Comment Bashkim L., l’un des assassins de Frasses, considéré comme l’un des détenus les plus dangereux du canton de Fribourg, a-t-il réussi à s’échapper de la prison centrale? Retour sur une histoire insensée.

Il est passé 2 heures du matin, dans cette nuit du vendredi 1er au samedi 2 septembre. En basse-ville de Fribourg, la prison centrale semble endormie quand, soudain, une ombre se jette dans le vide pour atterrir sur l’avant-toit en barbelés du mur d’enceinte. Longue barbe, tout de noir vêtu, l’homme descend en rappel les 4 m 50 qui le séparent du sol à l’aide d’une corde de fortune confectionnée avec des draps noués. Un complice – peut-être plusieurs – l’attend en bas avec un véhicule, qui disparaît rapidement dans l’obscurité… L’évasion est rocambolesque, digne «des bandes dessinées de Lucky Luke», peut-on lire dans le quotidien fribourgeois La Liberté. Pourtant le profil du fugitif, Bashkim L., prête moins à sourire que celui des impayables Dalton, plus bêtes que méchants. Le Kosovar de 35 ans était l’un des détenus les plus dangereux du canton, condamné à la réclusion à vie pour avoir participé à l’assassinat d’un homme en 2013, dans le village broyard de Frasses. La victime, Selim E., avait alors été abattue d’une quinzaine de balles, une exécution sur fond de vendetta à laquelle se livrent deux clans kosovars depuis la fin de la guerre. Dans cette saga meurtrière, où se mêlent trafiquants de drogue et anciens soldats de l’Armée de libération du Kosovo, l’UÇK, Bashkim L. tient le rôle de tueur à gages pour le compte du puissant clan K., dont le parrain, le «narco boss» Naser K., a été placé par l’administration Obama sur la liste noire des criminels les plus dangereux de la planète.
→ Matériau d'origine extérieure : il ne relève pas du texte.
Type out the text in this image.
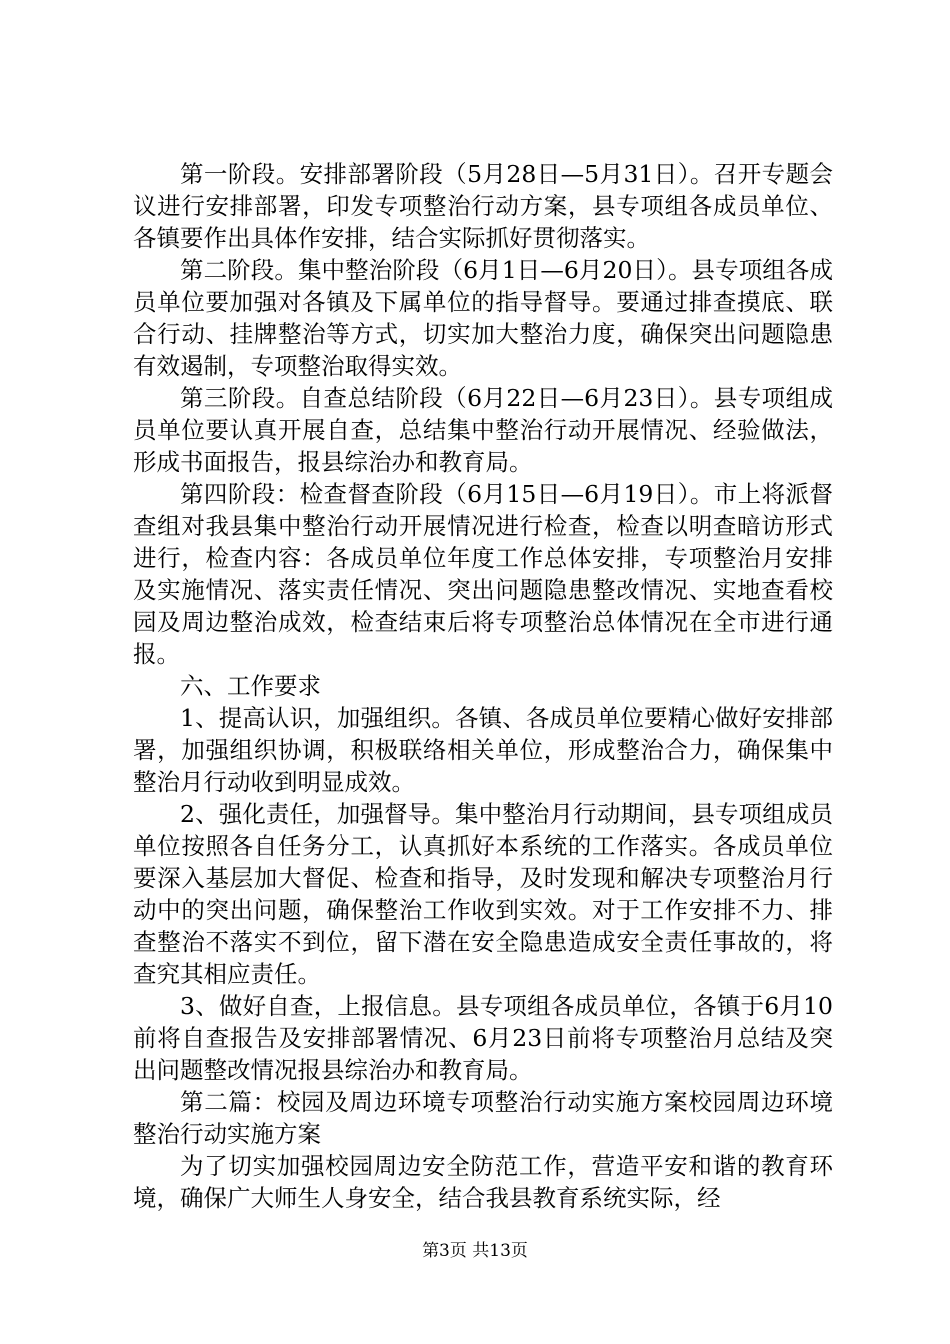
第一阶段。安排部署阶段（5月28日—5月31日）。召开专题会议进行安排部署，印发专项整治行动方案，县专项组各成员单位、各镇要作出具体作安排，结合实际抓好贯彻落实。

第二阶段。集中整治阶段（6月1日—6月20日）。县专项组各成员单位要加强对各镇及下属单位的指导督导。要通过排查摸底、联合行动、挂牌整治等方式，切实加大整治力度，确保突出问题隐患有效遏制，专项整治取得实效。

第三阶段。自查总结阶段（6月22日—6月23日）。县专项组成员单位要认真开展自查，总结集中整治行动开展情况、经验做法，形成书面报告，报县综治办和教育局。

第四阶段：检查督查阶段（6月15日—6月19日）。市上将派督查组对我县集中整治行动开展情况进行检查，检查以明查暗访形式进行，检查内容：各成员单位年度工作总体安排，专项整治月安排及实施情况、落实责任情况、突出问题隐患整改情况、实地查看校园及周边整治成效，检查结束后将专项整治总体情况在全市进行通报。

六、工作要求

1、提高认识，加强组织。各镇、各成员单位要精心做好安排部署，加强组织协调，积极联络相关单位，形成整治合力，确保集中整治月行动收到明显成效。

2、强化责任，加强督导。集中整治月行动期间，县专项组成员单位按照各自任务分工，认真抓好本系统的工作落实。各成员单位要深入基层加大督促、检查和指导，及时发现和解决专项整治月行动中的突出问题，确保整治工作收到实效。对于工作安排不力、排查整治不落实不到位，留下潜在安全隐患造成安全责任事故的，将查究其相应责任。

3、做好自查，上报信息。县专项组各成员单位，各镇于6月10前将自查报告及安排部署情况、6月23日前将专项整治月总结及突出问题整改情况报县综治办和教育局。

第二篇：校园及周边环境专项整治行动实施方案校园周边环境整治行动实施方案

为了切实加强校园周边安全防范工作，营造平安和谐的教育环境，确保广大师生人身安全，结合我县教育系统实际，经

第3页 共13页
Un clan qui a visiblement décidé de faire «sortir» son porte-flingue. Il est aujourd’hui certain que Bashkim L. a bénéficié d’une aide extérieure. En prison, il a pu utiliser un téléphone portable, avant de se le faire confisquer. Le malfrat a également pu obtenir l’outillage nécessaire lui permettant de venir à bout de la fenêtre blindée, doublée de barreaux, de sa cellule. Selon nos informations, l’homme les aurait sciés – l’opération lui aurait pris plusieurs heures – à l’aide d’un fil diamanté; un ustensile que l’on ne trouve pas dans n’importe quelle boîte à outils. «Cela fait plusieurs mois que je sais que la famille K. allait faire libérer l’assassin de Selim; au pays, ses membres s’en vantaient au mois d’avril déjà», relève le frère de la victime de Frasses, joint par téléphone. Ce Kosovar, qui vit caché de peur des représailles, assure avoir prévenu les autorités fribourgeoises d’une éventuelle évasion, affirmations que contestent vigoureusement ces dernières.

Caméras de surveillance

Cette spectaculaire évasion pose néanmoins une série de questions. Dans sa fuite, Bashkim L. a ainsi été filmé par les caméras de surveillance de la prison, mais aucun gardien ne se trouvait derrière les écrans à ce moment-là. Surtout, le temps que sa disparition soit constatée, le détenu avait certainement déjà passé la frontière. «Une enquête interne a été ouverte pour définir d’éventuels manquements ou des failles dans notre système», concède Didier Page, secrétaire général adjoint de la Direction de la sécurité et de la justice (DSJ) du canton de Fribourg. Il assure cependant que la prison centrale est «très sécurisée». Pour preuve, la dernière évasion a eu lieu il y a douze ans, en juillet 2005, lorsqu’un détenu moldave de 26 ans avait réussi à percer le mur extérieur de sa cellule avec un pied de chaise.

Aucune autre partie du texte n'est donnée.